“Being alone kind of messes me up. I don’t got nobody to talk to. I need interaction,” a young person incarcerated at the Cook County Juvenile Temporary Detention Center (JTDC) told investigators looking into the conditions at the facility
That account is included in a report from a blue ribbon committee convened by Cook County Chief Judge Timothy Evans in April 2021 is nothing short of horrific. A rational person after reading the report would push to close the facility — the largest stand-alone juvenile jail in the country — and replace it with smaller community-based settings that provide restorative and rehabilitative care.
It’s what the members of the committee recommended. But that’s not what Evans, Superintendent Leonard Dixon and other officials did. Instead, the report was hidden from the public for three months until it was suddenly released following reporter inquiries. First, Evans suggested he’d form a committee to review the recommendations. Then, two months later, he announced promised actions that only partially address the report’s recommendations.
These youths don’t need another committee or promises of changes in the future. They need humane living conditions, social interaction and trauma-informed care. And they need it now.
Over the past three years, as the COVID-19 pandemic has lingered, experts clamored for schools to stay open, arguing about how crucial in-person social engagement is for the development and well-being of children and youth. Yet, that same urgency is missing for our county’s most vulnerable youth, those in juvenile custody, who are disproportionately Black and brown.
According to the report, youths at JTDC spend at least 13 hours each day isolated from other people. Many spend more than that on any given day as solitary confinement is used as punishment, often arbitrarily.
“Staff can put you in your room as much as they want without telling why or how long you will be there,” said one youth.
Another: “Nobody wants to stay in their room. Staff uses room confinement to control us.”
Significant research in recent years has detailed the harmful effects of confinement in juvenile justice facilities. A 2012 report from the U.S. Attorney General’s Task Force on Children Exposed to Violence noted, “Nowhere is the damaging impact of incarceration on vulnerable children more obvious than when it involves solitary confinement.”
The harm caused by confinement and isolation risks lifelong consequences as the youth in detention are still developing and maturing. The part of the brain that enables us to plan, organize our thoughts and use good judgment in difficult situations doesn’t reach maturation until age 25.
“The experience of isolation is especially frightening, traumatizing and stressful for juveniles. These traumatic experiences can interfere with and damage these essential developmental processes, and the damage may be irreparable,” Craig Haney, a professor of psychology at the University of California at Santa Cruz, told the Atlantic in 2014.
And yet, rather than focus on rehabilitative services that support positive development, the Cook County juvenile criminal legal system is anchored by punitive, harmful practices that compound trauma and adverse childhood experiences.

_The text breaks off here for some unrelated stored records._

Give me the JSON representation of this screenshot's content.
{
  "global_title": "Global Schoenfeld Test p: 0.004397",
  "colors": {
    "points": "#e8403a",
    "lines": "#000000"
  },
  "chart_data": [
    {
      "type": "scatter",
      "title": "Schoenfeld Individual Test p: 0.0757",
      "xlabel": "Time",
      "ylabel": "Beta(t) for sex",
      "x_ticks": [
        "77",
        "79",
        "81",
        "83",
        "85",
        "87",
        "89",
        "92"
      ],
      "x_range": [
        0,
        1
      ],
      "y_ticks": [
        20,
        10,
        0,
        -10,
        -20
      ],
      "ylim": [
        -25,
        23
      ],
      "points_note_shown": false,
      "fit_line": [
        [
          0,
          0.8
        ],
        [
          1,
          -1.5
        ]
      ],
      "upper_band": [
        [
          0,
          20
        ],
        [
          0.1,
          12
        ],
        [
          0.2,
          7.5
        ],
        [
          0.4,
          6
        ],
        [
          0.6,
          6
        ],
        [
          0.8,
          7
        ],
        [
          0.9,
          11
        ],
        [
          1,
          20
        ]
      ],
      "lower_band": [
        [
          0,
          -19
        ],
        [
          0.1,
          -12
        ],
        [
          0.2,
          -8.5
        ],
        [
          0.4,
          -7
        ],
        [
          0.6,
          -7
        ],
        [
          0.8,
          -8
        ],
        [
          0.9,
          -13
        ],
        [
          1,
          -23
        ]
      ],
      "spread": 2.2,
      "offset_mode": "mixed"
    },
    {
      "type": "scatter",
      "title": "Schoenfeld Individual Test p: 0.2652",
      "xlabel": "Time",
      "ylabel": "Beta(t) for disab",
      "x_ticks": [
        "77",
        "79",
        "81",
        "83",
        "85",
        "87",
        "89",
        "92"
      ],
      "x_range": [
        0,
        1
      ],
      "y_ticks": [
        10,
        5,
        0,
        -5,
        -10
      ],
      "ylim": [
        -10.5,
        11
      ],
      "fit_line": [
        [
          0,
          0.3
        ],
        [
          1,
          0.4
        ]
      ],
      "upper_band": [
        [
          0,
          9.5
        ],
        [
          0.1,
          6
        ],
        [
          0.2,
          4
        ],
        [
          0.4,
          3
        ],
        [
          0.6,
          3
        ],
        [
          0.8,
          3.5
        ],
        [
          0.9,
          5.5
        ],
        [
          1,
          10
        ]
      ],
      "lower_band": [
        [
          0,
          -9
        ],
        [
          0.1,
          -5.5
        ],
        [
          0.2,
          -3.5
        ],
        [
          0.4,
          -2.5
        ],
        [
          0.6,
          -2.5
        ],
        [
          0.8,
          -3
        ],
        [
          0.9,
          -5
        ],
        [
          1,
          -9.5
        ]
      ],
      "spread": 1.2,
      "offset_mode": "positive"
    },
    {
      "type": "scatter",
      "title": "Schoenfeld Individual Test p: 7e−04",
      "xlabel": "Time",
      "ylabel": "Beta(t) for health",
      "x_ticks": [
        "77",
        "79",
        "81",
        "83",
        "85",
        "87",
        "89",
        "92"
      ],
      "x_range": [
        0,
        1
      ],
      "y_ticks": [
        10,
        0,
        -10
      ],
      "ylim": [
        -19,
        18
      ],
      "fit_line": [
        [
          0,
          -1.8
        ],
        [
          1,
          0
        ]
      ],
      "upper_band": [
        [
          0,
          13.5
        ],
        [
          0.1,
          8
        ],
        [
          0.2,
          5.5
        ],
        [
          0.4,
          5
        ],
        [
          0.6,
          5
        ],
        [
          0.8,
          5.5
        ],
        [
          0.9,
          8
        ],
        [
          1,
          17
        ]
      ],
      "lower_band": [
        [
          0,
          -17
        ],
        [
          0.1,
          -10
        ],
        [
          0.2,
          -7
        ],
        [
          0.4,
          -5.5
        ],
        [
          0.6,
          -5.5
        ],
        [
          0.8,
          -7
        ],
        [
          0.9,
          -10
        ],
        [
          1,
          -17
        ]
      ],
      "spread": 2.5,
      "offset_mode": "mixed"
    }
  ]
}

There may be youth who need to remain at a secure facility while awaiting trial or disposition of their case. However, the current JTDC, which resembles an adult facility more than anything else, is not where those youth should be kept. All youth under the care of Cook County — regardless of what actions resulted in their detention — should be housed in small, humane settings.
There is money to do this. The state allocated more than $5 million to Cook County through the Redeploy Illinois program to provide alternative housing and services for young people in detention.
We need Evans,Dixon and county officials to act now to keep their promises and to stop the harm being done to our county’s youth.
The Rev. Ciera Bates-Chamberlain is executive director of LIVE FREE Illinois.